El 15 de abril pasado ardió la Catedral de Notre-Dame en Paris. La foto más impactante publicada después del desastre es la que muestra una cruz del altar mayor resplandeciente entre las ruinas ennegrecidas del interior del templo.
La Fiscalía francesa apunta a una causa accidental de las llamas sacrílegas. Queda, pues, descartado un atentado. No es una tontería, porque tal como están las cosas, debe ser tentador para algún yihadista conquistar su paraíso personal a costa de templos para infieles como hemos visto en Sri Lanka. Otro terrorista, detenido a tiempo en Marruecos, pretendía inmolarse en las procesiones de Sevilla de esta pasada Semana Santa, matando con él a penitentes y turistas.
¿Y si fuese un castigo divino? Razones puede haber, pero no la de un Presidente francés que no tema a Dios. Emmanuel Macron se hizo bautizar con 12 años, aunque parece que ya consumió su fase mística.

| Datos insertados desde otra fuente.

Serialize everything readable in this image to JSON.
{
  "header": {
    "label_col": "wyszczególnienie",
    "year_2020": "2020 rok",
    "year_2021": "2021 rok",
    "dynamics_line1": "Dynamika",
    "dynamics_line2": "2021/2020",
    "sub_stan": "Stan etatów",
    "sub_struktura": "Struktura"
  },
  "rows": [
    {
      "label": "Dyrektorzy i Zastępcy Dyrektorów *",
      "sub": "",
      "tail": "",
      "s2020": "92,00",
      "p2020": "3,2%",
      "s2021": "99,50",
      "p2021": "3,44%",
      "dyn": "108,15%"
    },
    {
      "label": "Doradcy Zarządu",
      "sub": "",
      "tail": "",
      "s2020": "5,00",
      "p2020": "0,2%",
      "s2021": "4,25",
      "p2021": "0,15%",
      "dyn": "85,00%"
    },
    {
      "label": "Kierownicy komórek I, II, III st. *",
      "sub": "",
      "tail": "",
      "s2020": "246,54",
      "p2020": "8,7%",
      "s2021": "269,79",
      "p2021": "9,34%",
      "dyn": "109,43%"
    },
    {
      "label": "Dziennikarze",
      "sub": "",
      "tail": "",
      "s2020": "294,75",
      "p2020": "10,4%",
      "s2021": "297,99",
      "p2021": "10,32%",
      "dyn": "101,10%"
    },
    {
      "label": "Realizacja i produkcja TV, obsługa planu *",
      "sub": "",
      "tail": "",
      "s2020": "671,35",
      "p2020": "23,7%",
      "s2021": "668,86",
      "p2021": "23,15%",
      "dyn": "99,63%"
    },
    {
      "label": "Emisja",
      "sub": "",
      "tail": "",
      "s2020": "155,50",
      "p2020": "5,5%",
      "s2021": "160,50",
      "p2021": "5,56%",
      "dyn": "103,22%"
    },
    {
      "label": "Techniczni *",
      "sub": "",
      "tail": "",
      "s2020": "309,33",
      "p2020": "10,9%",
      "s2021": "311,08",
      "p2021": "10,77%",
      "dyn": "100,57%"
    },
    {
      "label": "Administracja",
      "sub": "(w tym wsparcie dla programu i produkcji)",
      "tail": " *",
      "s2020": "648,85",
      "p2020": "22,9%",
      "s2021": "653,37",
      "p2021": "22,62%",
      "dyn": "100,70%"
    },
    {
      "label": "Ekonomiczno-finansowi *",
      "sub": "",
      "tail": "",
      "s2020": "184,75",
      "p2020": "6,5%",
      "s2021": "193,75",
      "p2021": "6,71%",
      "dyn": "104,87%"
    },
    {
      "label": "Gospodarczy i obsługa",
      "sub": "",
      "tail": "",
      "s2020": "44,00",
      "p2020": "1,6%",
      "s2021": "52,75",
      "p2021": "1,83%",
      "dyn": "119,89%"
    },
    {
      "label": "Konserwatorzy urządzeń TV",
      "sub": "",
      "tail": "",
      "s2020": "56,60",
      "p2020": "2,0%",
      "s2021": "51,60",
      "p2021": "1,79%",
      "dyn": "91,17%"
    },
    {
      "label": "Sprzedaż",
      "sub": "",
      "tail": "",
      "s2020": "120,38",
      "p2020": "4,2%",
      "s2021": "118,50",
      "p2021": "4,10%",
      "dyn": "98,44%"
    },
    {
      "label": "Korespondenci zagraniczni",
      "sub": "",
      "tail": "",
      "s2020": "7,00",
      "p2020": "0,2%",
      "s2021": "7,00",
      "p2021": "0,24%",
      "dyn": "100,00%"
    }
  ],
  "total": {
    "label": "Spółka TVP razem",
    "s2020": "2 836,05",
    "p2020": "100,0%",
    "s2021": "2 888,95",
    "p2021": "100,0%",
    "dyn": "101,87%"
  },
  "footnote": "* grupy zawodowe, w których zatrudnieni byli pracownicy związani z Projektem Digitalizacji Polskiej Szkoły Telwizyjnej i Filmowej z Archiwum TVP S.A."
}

La alcaldesa de Paris, Anne Hidalgo, socialista nacida en España, no debe ser tampoco un motivo suficiente para destruir el templo. Desde esta perspectiva, más apropiado hubiera sido el castigo cuando presidieron la Republica los socialistas François Mitterrand o François Hollande, y no pasó nada.
Parece que el arzobispo de Paris, Monseñor Michel Aupetit, se ha planteado esta cuestión desde la perspectiva religiosa, inquiriendo lo que quiso decir “el Señor a través de esta prueba dolorosa”, señalando al respecto que además de la reconstrucción de la catedral está la de la Iglesia (¿la Institución?). Hay quien, desde este ángulo, piensa incluso en reconvertir en peregrinos a los turistas que quieren visitar Notre-Dame, una reflexión con carga de profundidad.
Ese eventual desquite divino podría estar, quizás, relacionado con los pecados de la Iglesia católica contra el sexto mandamiento: pederastia, abusos a monjas y sectas, como una congregación catalana recientemente expuesta por un Tribunal eclesiástico de Vic y por el Vaticano debido a prácticas sexuales inaceptables en el seno de la Iglesia.
El Papa Francisco condena todo esto, pero no le hacen suficiente caso en la propia Iglesia. A finales de abril, el Vaticano ha celebrado una reunión, con presencia papal, sobre estas cuestiones, una más en un largo camino que requiere mucha determinación. Algún paso se ha dado, pero hay asociaciones de afectados que piden más medidas, y más contundentes, o expresan su escepticismo sobre la aplicación de las normas decididas en esta última asamblea.
Lo del género es un tema muy complicado en las religiones. Julio Cesar tuvo que tomar medidas cuando fue “Pontifex Maximus” porque un irrespetuoso bromista se coló disfrazado de mujer en una recepción que su esposa ofrecía, según las reglas, solo a otras damas con ocasión del festival de la “Bona Dea”. Descubierto el escandaloso sacrilegio, hubo que purificar la situación ya que la santidad de la pareja del Pontífice no sólo debía ser real, sino también aparente. César lo solucionó repudiando a su, por lo visto, ya no tan santa esposa.
No todos entienden bien estas complejidades entre el sexo y las religiones salvo, posiblemente, un jesuita que miró con asombro a un tierno infante en pleno franquismo religioso de los años cincuenta del siglo pasado que se acusaba, el pobre, en su confesión (y confusión) de haber “pecado contra el sexto mandamiento” porque, probablemente, algún día, o noche, se habría acariciado solitariamente. El miembro de la Compañía de Jesús, tras comprobar la temprana edad del joven arrepentido, le dijo con cariño e ironía, como si fuese el propio Juez Marchena: “Anda, márchate, tú no puedes saber lo que es pecar contra el sexto mandamiento”.
Esa resplandeciente cruz de Notre-Dame refleja, en estos momentos de tristeza por la ruina de un monumento que supera su propia religiosidad, la esperanza de un mañana mejor en los cielos o en la tierracrea lo que crea, o no crea, el que la contemple.